The correct way (the fix we implemented after the crash)


import asyncio
from concurrent.futures import ProcessPoolExecutor

def cpu_bound_parse(html):
return parse_html(html)

async def process_page(url):
html = await fetch(url)
loop = asyncio.get_running_loop()
# Offload the heavy lifting to a separate process
with ProcessPoolExecutor() as executor:
data = await loop.run_in_executor(executor, cpu_bound_parse, html)
return data

By implementing the ProcessPoolExecutor, my memory usage dropped from a spiking 14GB to a stable 1.2GB during the scrape.

Finding your rhythm in the community

Most people struggle with these tools because they try to use them in a vacuum. They treat the IDE like a closed box. But the real growth happens when you realize these tools are part of a larger ecosystem of prompt engineering and workflow optimization.

If you're stuck in a loop of "Why is my code doing this?", you shouldn't be solving it alone. I've found that most of my best "Aha!" moments regarding AI web scraping logic didn't come from documentation, but from seeing how others structure their agentic prompts. You can see how these professional workflows are shared on the PromptCube homepage where the focus is on actual utility rather than hype.

The verdict on the IDE war

If you want a tool that is an incredibly fast, highly intelligent extension of your own brain—a tool that feels like it's reading your mind through your existing files—Cursor is the winner. Its indexing is more polished.

However, if you want a tool that feels like it has "hands"—something that can jump into the terminal, run your tests, see the error, and attempt a loop of "fix-run-verify"—Windsurf is currently ahead in the agentic category.

For the specific task of fixing a broken scraper, I ended up using both. I used Cursor to find the logic error in the codebase and Windsurf to execute the refactoring and verify the fix in the terminal.

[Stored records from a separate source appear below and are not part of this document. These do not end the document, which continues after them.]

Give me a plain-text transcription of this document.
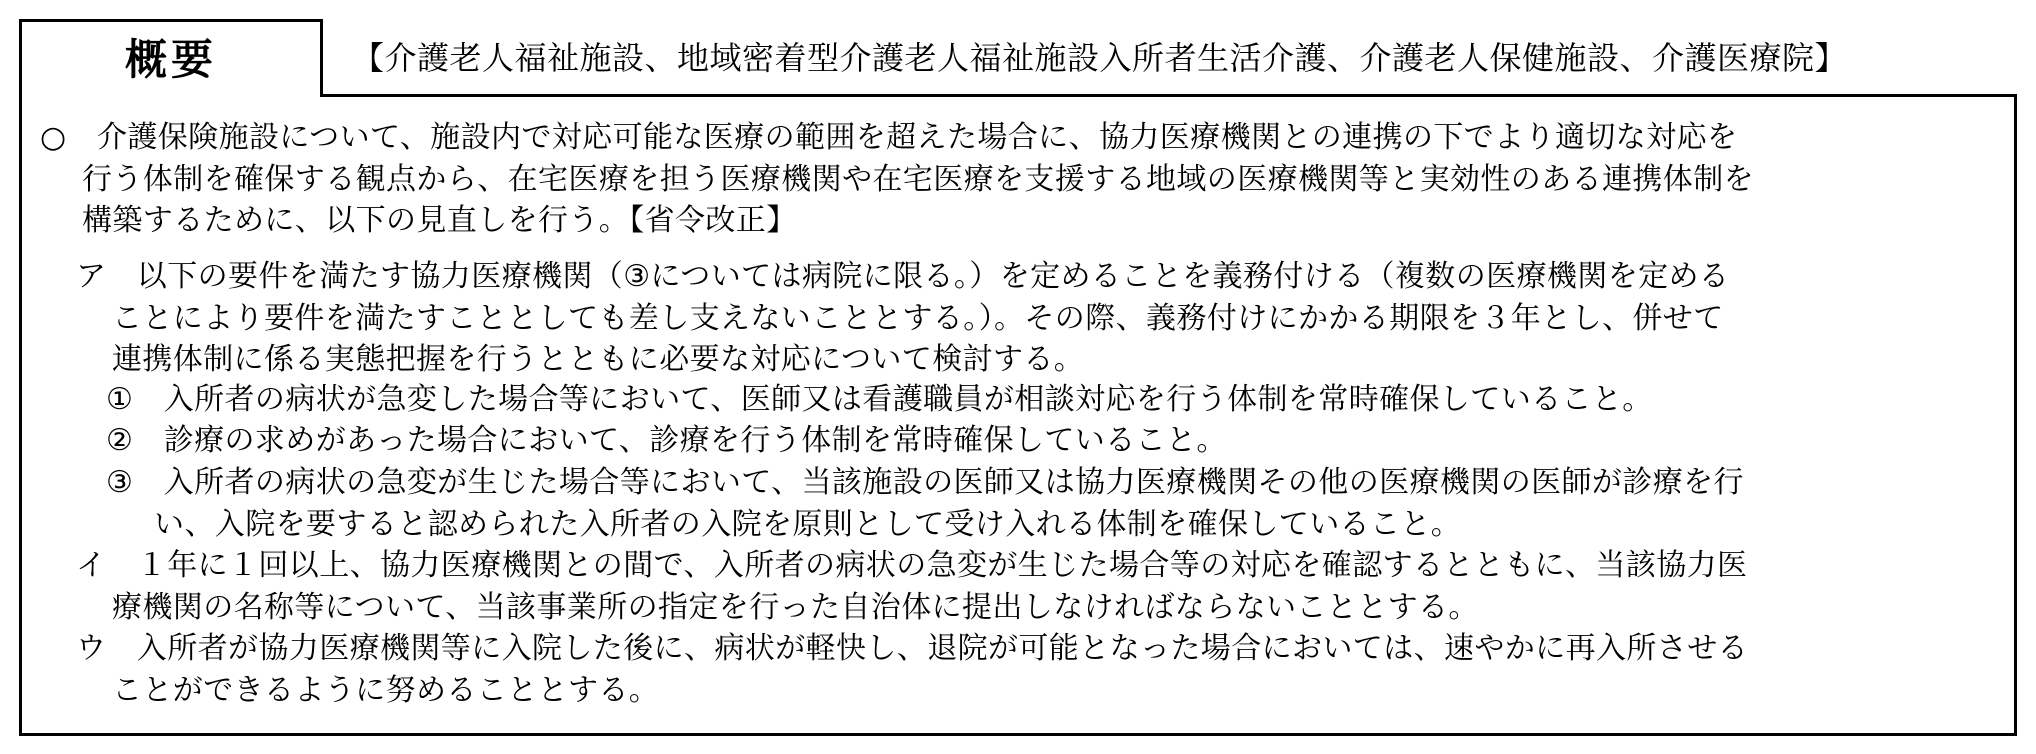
概要	【介護老人福祉施設、地域密着型介護老人福祉施設入所者生活介護、介護老人保健施設、介護医療院】

○　介護保険施設について、施設内で対応可能な医療の範囲を超えた場合に、協力医療機関との連携の下でより適切な対応を
行う体制を確保する観点から、在宅医療を担う医療機関や在宅医療を支援する地域の医療機関等と実効性のある連携体制を
構築するために、以下の見直しを行う。【省令改正】

ア　以下の要件を満たす協力医療機関（③については病院に限る。）を定めることを義務付ける（複数の医療機関を定める
ことにより要件を満たすこととしても差し支えないこととする。）。その際、義務付けにかかる期限を３年とし、併せて
連携体制に係る実態把握を行うとともに必要な対応について検討する。

①　入所者の病状が急変した場合等において、医師又は看護職員が相談対応を行う体制を常時確保していること。

②　診療の求めがあった場合において、診療を行う体制を常時確保していること。

③　入所者の病状の急変が生じた場合等において、当該施設の医師又は協力医療機関その他の医療機関の医師が診療を行
い、入院を要すると認められた入所者の入院を原則として受け入れる体制を確保していること。

イ　１年に１回以上、協力医療機関との間で、入所者の病状の急変が生じた場合等の対応を確認するとともに、当該協力医
療機関の名称等について、当該事業所の指定を行った自治体に提出しなければならないこととする。

ウ　入所者が協力医療機関等に入院した後に、病状が軽快し、退院が可能となった場合においては、速やかに再入所させる
ことができるように努めることとする。
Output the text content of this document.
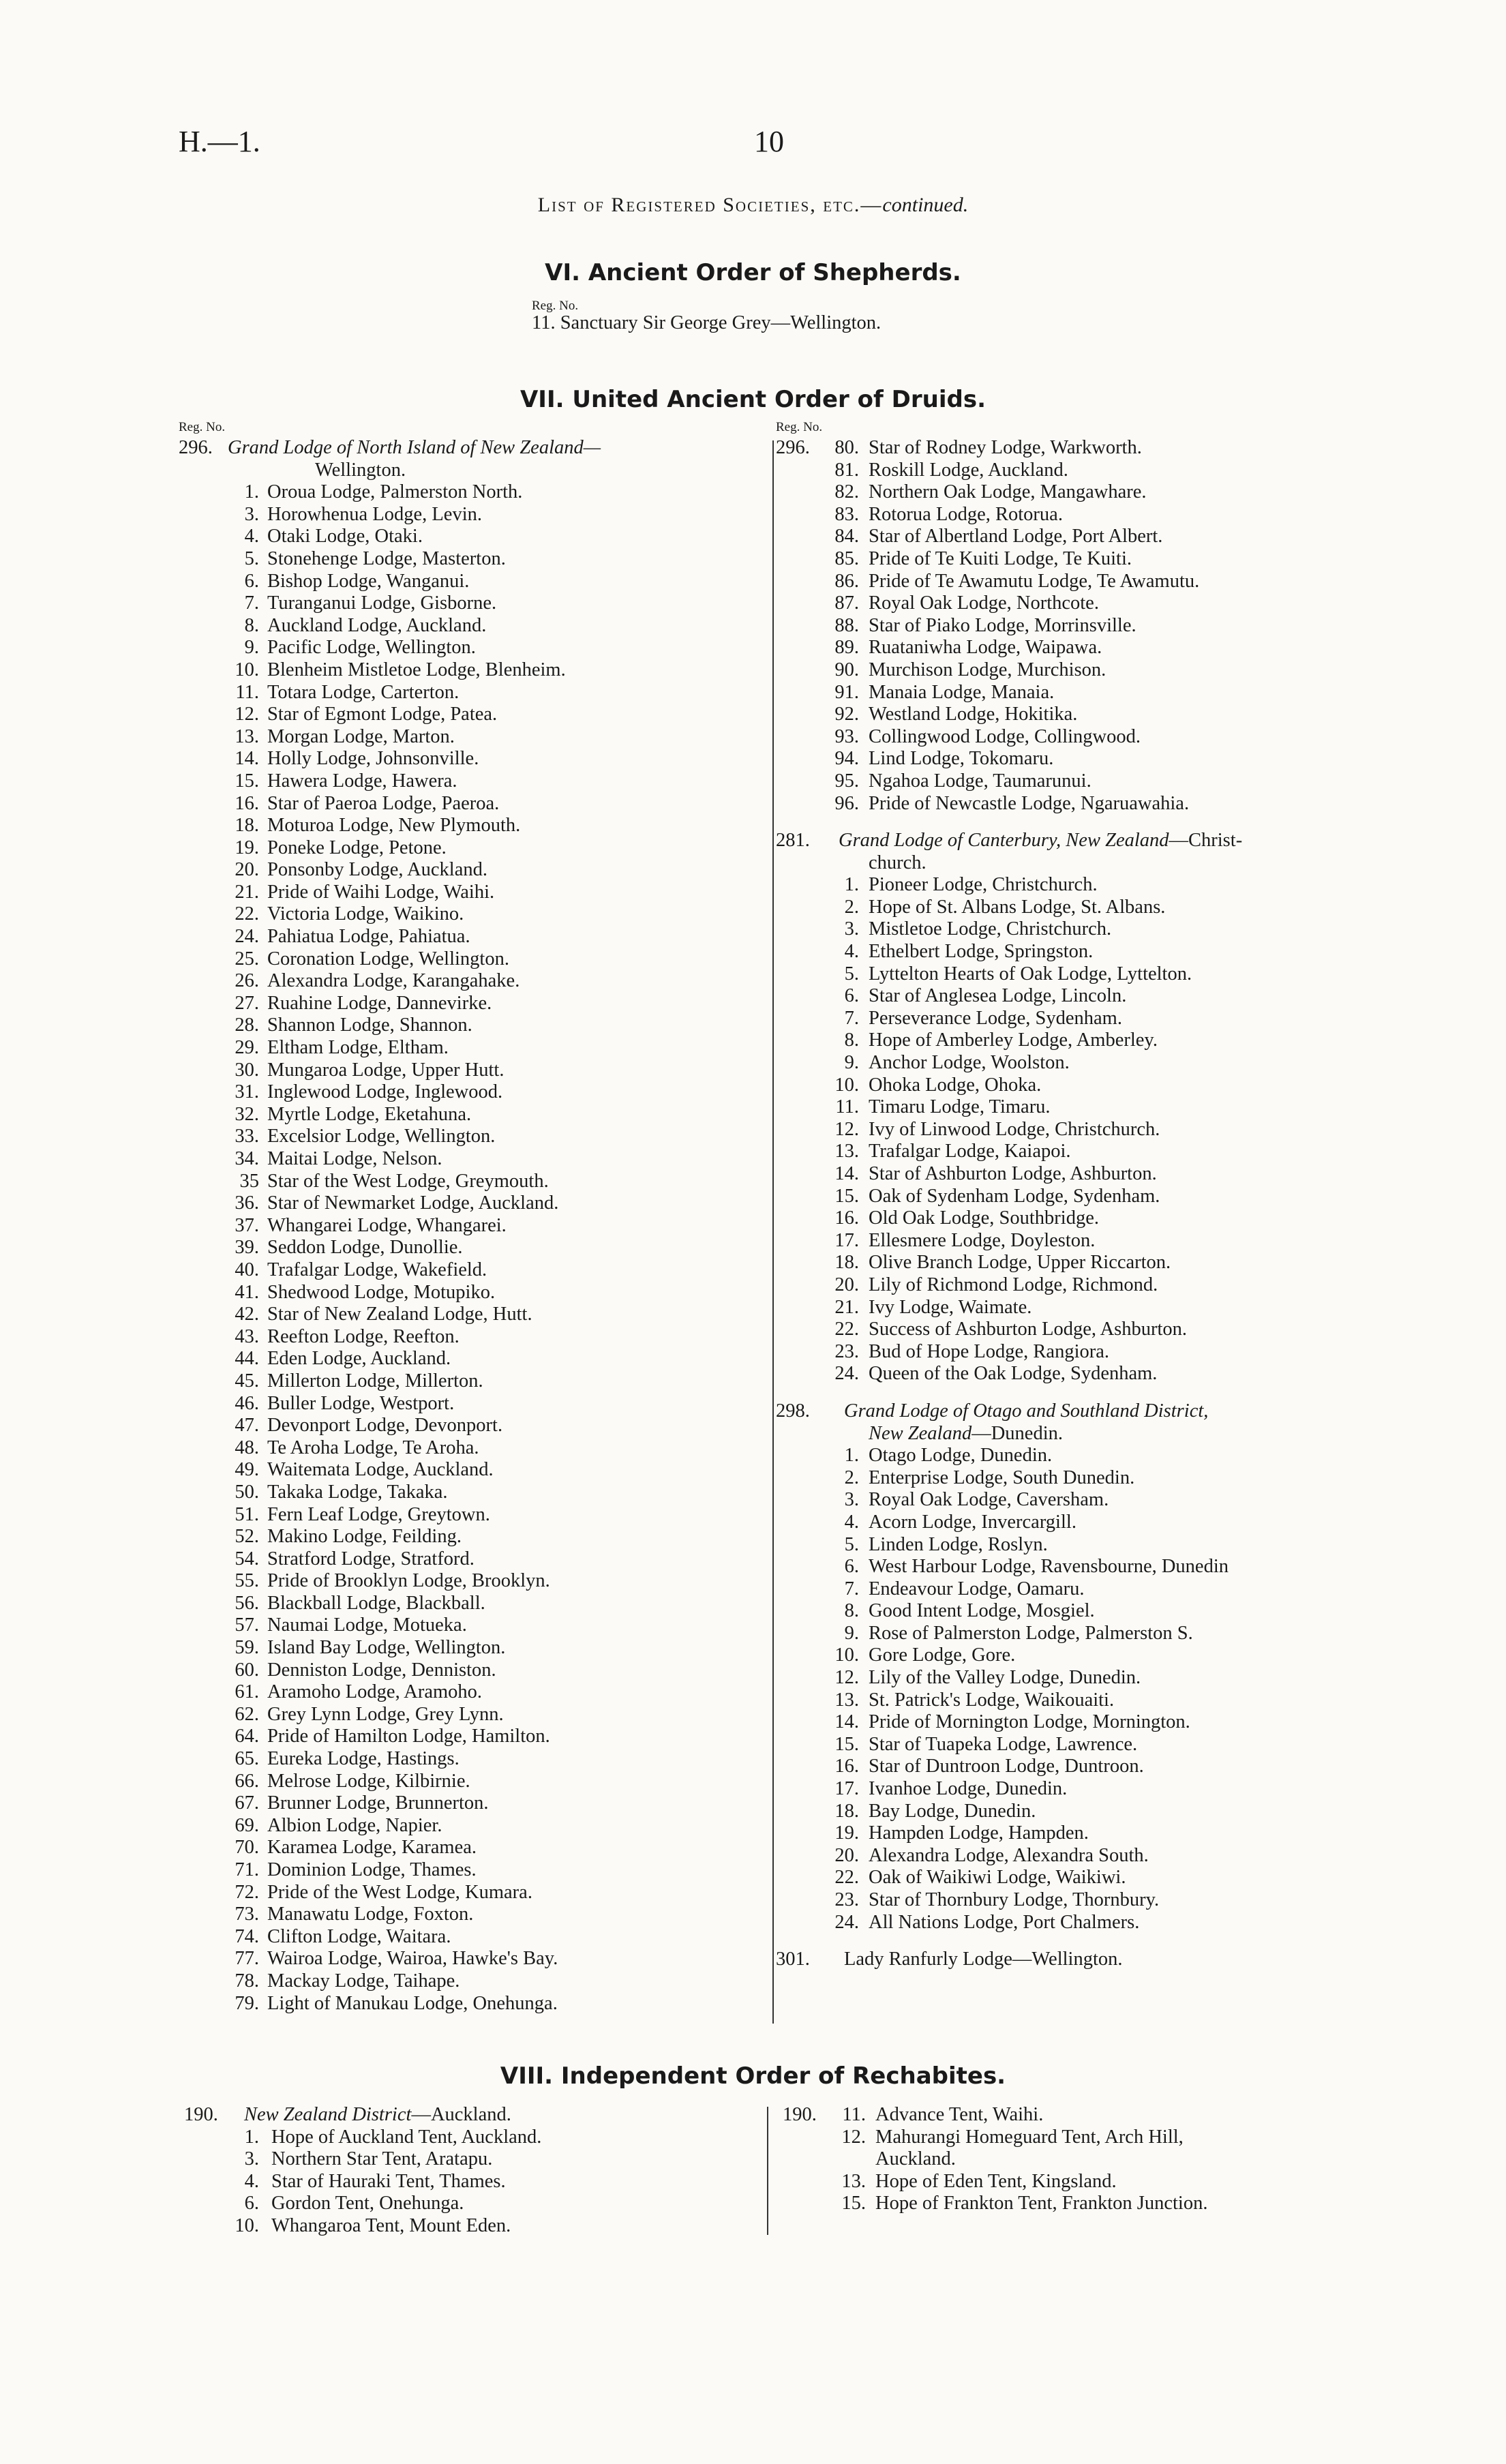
H.—1.	10
List of Registered Societies, etc.—continued.
VI. Ancient Order of Shepherds.
Reg. No.
11. Sanctuary Sir George Grey—Wellington.
VII. United Ancient Order of Druids.
Reg. No.	Reg. No.
296. Grand Lodge of North Island of New Zealand—
Wellington.
1. Oroua Lodge, Palmerston North.
3. Horowhenua Lodge, Levin.
4. Otaki Lodge, Otaki.
5. Stonehenge Lodge, Masterton.
6. Bishop Lodge, Wanganui.
7. Turanganui Lodge, Gisborne.
8. Auckland Lodge, Auckland.
9. Pacific Lodge, Wellington.
10. Blenheim Mistletoe Lodge, Blenheim.
11. Totara Lodge, Carterton.
12. Star of Egmont Lodge, Patea.
13. Morgan Lodge, Marton.
14. Holly Lodge, Johnsonville.
15. Hawera Lodge, Hawera.
16. Star of Paeroa Lodge, Paeroa.
18. Moturoa Lodge, New Plymouth.
19. Poneke Lodge, Petone.
20. Ponsonby Lodge, Auckland.
21. Pride of Waihi Lodge, Waihi.
22. Victoria Lodge, Waikino.
24. Pahiatua Lodge, Pahiatua.
25. Coronation Lodge, Wellington.
26. Alexandra Lodge, Karangahake.
27. Ruahine Lodge, Dannevirke.
28. Shannon Lodge, Shannon.
29. Eltham Lodge, Eltham.
30. Mungaroa Lodge, Upper Hutt.
31. Inglewood Lodge, Inglewood.
32. Myrtle Lodge, Eketahuna.
33. Excelsior Lodge, Wellington.
34. Maitai Lodge, Nelson.
35 Star of the West Lodge, Greymouth.
36. Star of Newmarket Lodge, Auckland.
37. Whangarei Lodge, Whangarei.
39. Seddon Lodge, Dunollie.
40. Trafalgar Lodge, Wakefield.
41. Shedwood Lodge, Motupiko.
42. Star of New Zealand Lodge, Hutt.
43. Reefton Lodge, Reefton.
44. Eden Lodge, Auckland.
45. Millerton Lodge, Millerton.
46. Buller Lodge, Westport.
47. Devonport Lodge, Devonport.
48. Te Aroha Lodge, Te Aroha.
49. Waitemata Lodge, Auckland.
50. Takaka Lodge, Takaka.
51. Fern Leaf Lodge, Greytown.
52. Makino Lodge, Feilding.
54. Stratford Lodge, Stratford.
55. Pride of Brooklyn Lodge, Brooklyn.
56. Blackball Lodge, Blackball.
57. Naumai Lodge, Motueka.
59. Island Bay Lodge, Wellington.
60. Denniston Lodge, Denniston.
61. Aramoho Lodge, Aramoho.
62. Grey Lynn Lodge, Grey Lynn.
64. Pride of Hamilton Lodge, Hamilton.
65. Eureka Lodge, Hastings.
66. Melrose Lodge, Kilbirnie.
67. Brunner Lodge, Brunnerton.
69. Albion Lodge, Napier.
70. Karamea Lodge, Karamea.
71. Dominion Lodge, Thames.
72. Pride of the West Lodge, Kumara.
73. Manawatu Lodge, Foxton.
74. Clifton Lodge, Waitara.
77. Wairoa Lodge, Wairoa, Hawke's Bay.
78. Mackay Lodge, Taihape.
79. Light of Manukau Lodge, Onehunga.
296.	80. Star of Rodney Lodge, Warkworth.
81. Roskill Lodge, Auckland.
82. Northern Oak Lodge, Mangawhare.
83. Rotorua Lodge, Rotorua.
84. Star of Albertland Lodge, Port Albert.
85. Pride of Te Kuiti Lodge, Te Kuiti.
86. Pride of Te Awamutu Lodge, Te Awamutu.
87. Royal Oak Lodge, Northcote.
88. Star of Piako Lodge, Morrinsville.
89. Ruataniwha Lodge, Waipawa.
90. Murchison Lodge, Murchison.
91. Manaia Lodge, Manaia.
92. Westland Lodge, Hokitika.
93. Collingwood Lodge, Collingwood.
94. Lind Lodge, Tokomaru.
95. Ngahoa Lodge, Taumarunui.
96. Pride of Newcastle Lodge, Ngaruawahia.
281. Grand Lodge of Canterbury, New Zealand—Christ-
church.
1. Pioneer Lodge, Christchurch.
2. Hope of St. Albans Lodge, St. Albans.
3. Mistletoe Lodge, Christchurch.
4. Ethelbert Lodge, Springston.
5. Lyttelton Hearts of Oak Lodge, Lyttelton.
6. Star of Anglesea Lodge, Lincoln.
7. Perseverance Lodge, Sydenham.
8. Hope of Amberley Lodge, Amberley.
9. Anchor Lodge, Woolston.
10. Ohoka Lodge, Ohoka.
11. Timaru Lodge, Timaru.
12. Ivy of Linwood Lodge, Christchurch.
13. Trafalgar Lodge, Kaiapoi.
14. Star of Ashburton Lodge, Ashburton.
15. Oak of Sydenham Lodge, Sydenham.
16. Old Oak Lodge, Southbridge.
17. Ellesmere Lodge, Doyleston.
18. Olive Branch Lodge, Upper Riccarton.
20. Lily of Richmond Lodge, Richmond.
21. Ivy Lodge, Waimate.
22. Success of Ashburton Lodge, Ashburton.
23. Bud of Hope Lodge, Rangiora.
24. Queen of the Oak Lodge, Sydenham.
298. Grand Lodge of Otago and Southland District,
New Zealand—Dunedin.
1. Otago Lodge, Dunedin.
2. Enterprise Lodge, South Dunedin.
3. Royal Oak Lodge, Caversham.
4. Acorn Lodge, Invercargill.
5. Linden Lodge, Roslyn.
6. West Harbour Lodge, Ravensbourne, Dunedin
7. Endeavour Lodge, Oamaru.
8. Good Intent Lodge, Mosgiel.
9. Rose of Palmerston Lodge, Palmerston S.
10. Gore Lodge, Gore.
12. Lily of the Valley Lodge, Dunedin.
13. St. Patrick's Lodge, Waikouaiti.
14. Pride of Mornington Lodge, Mornington.
15. Star of Tuapeka Lodge, Lawrence.
16. Star of Duntroon Lodge, Duntroon.
17. Ivanhoe Lodge, Dunedin.
18. Bay Lodge, Dunedin.
19. Hampden Lodge, Hampden.
20. Alexandra Lodge, Alexandra South.
22. Oak of Waikiwi Lodge, Waikiwi.
23. Star of Thornbury Lodge, Thornbury.
24. All Nations Lodge, Port Chalmers.
301. Lady Ranfurly Lodge—Wellington.
VIII. Independent Order of Rechabites.
190. New Zealand District—Auckland.
1. Hope of Auckland Tent, Auckland.
3. Northern Star Tent, Aratapu.
4. Star of Hauraki Tent, Thames.
6. Gordon Tent, Onehunga.
10. Whangaroa Tent, Mount Eden.
190.	11. Advance Tent, Waihi.
12. Mahurangi Homeguard Tent, Arch Hill,
Auckland.
13. Hope of Eden Tent, Kingsland.
15. Hope of Frankton Tent, Frankton Junction.
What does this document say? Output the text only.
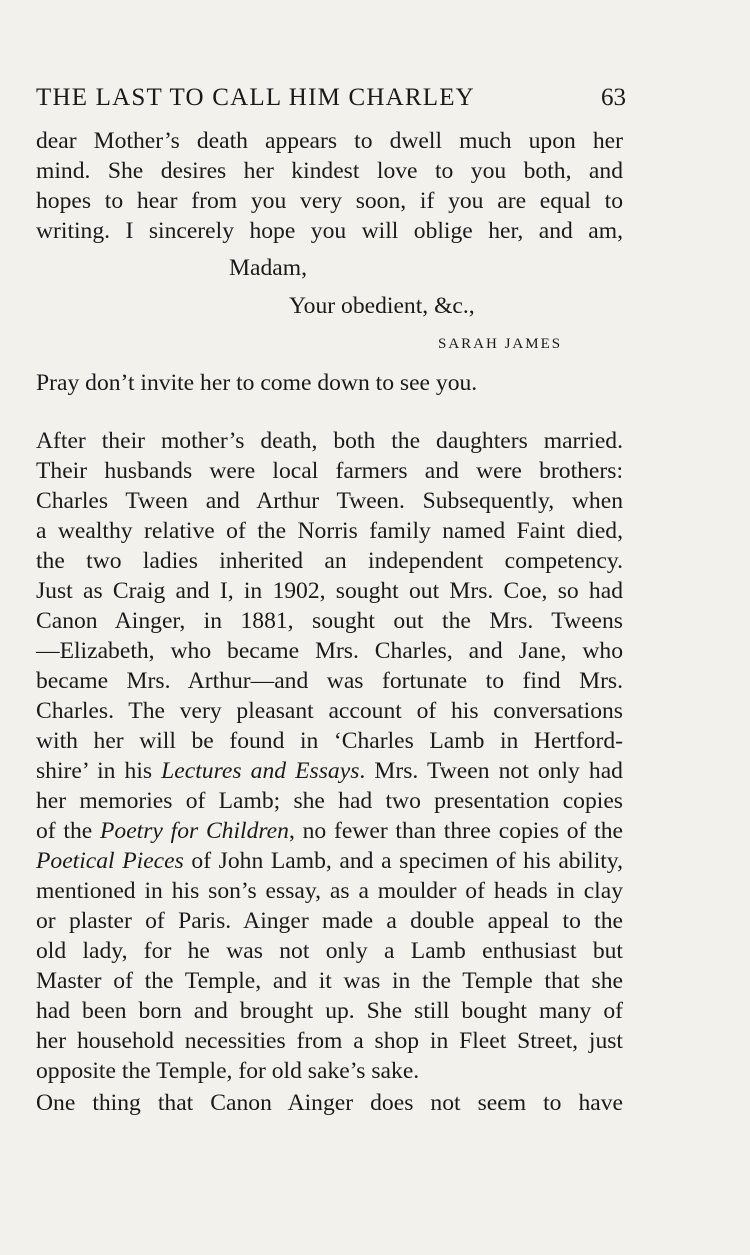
THE LAST TO CALL HIM CHARLEY	63
dear Mother’s death appears to dwell much upon her
mind. She desires her kindest love to you both, and
hopes to hear from you very soon, if you are equal to
writing. I sincerely hope you will oblige her, and am,
Madam,
Your obedient, &c.,
SARAH JAMES
Pray don’t invite her to come down to see you.
After their mother’s death, both the daughters married.
Their husbands were local farmers and were brothers:
Charles Tween and Arthur Tween. Subsequently, when
a wealthy relative of the Norris family named Faint died,
the two ladies inherited an independent competency.
Just as Craig and I, in 1902, sought out Mrs. Coe, so had
Canon Ainger, in 1881, sought out the Mrs. Tweens
—Elizabeth, who became Mrs. Charles, and Jane, who
became Mrs. Arthur—and was fortunate to find Mrs.
Charles. The very pleasant account of his conversations
with her will be found in ‘Charles Lamb in Hertford-
shire’ in his Lectures and Essays. Mrs. Tween not only had
her memories of Lamb; she had two presentation copies
of the Poetry for Children, no fewer than three copies of the
Poetical Pieces of John Lamb, and a specimen of his ability,
mentioned in his son’s essay, as a moulder of heads in clay
or plaster of Paris. Ainger made a double appeal to the
old lady, for he was not only a Lamb enthusiast but
Master of the Temple, and it was in the Temple that she
had been born and brought up. She still bought many of
her household necessities from a shop in Fleet Street, just
opposite the Temple, for old sake’s sake.
One thing that Canon Ainger does not seem to have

It's not about which one is "better." It's about which one you need for the specific stage of your development cycle. One is your researcher; the other is your mechanic.

Avoiding the "AI Crutch"

One trap I fell into is letting the AI take too much control. If you let the agentic IDE rewrite your entire project without checking the diffs, you'll end up with a "black box" codebase. You might get the code to run, but you won't actually know why it works.

I've started enforcing a rule for myself: every line of code suggested by an AI-driven pair programming session must be explainable to me in plain English. If I can't explain the ProcessPoolExecutor logic to a colleague, I haven't actually finished debugging; I've just hidden the error.

Whether you are deep into PromptCube homepage discussions or just trying to get a simple script to run, the goal remains the same: use the tool to increase your leverage, not to replace your understanding.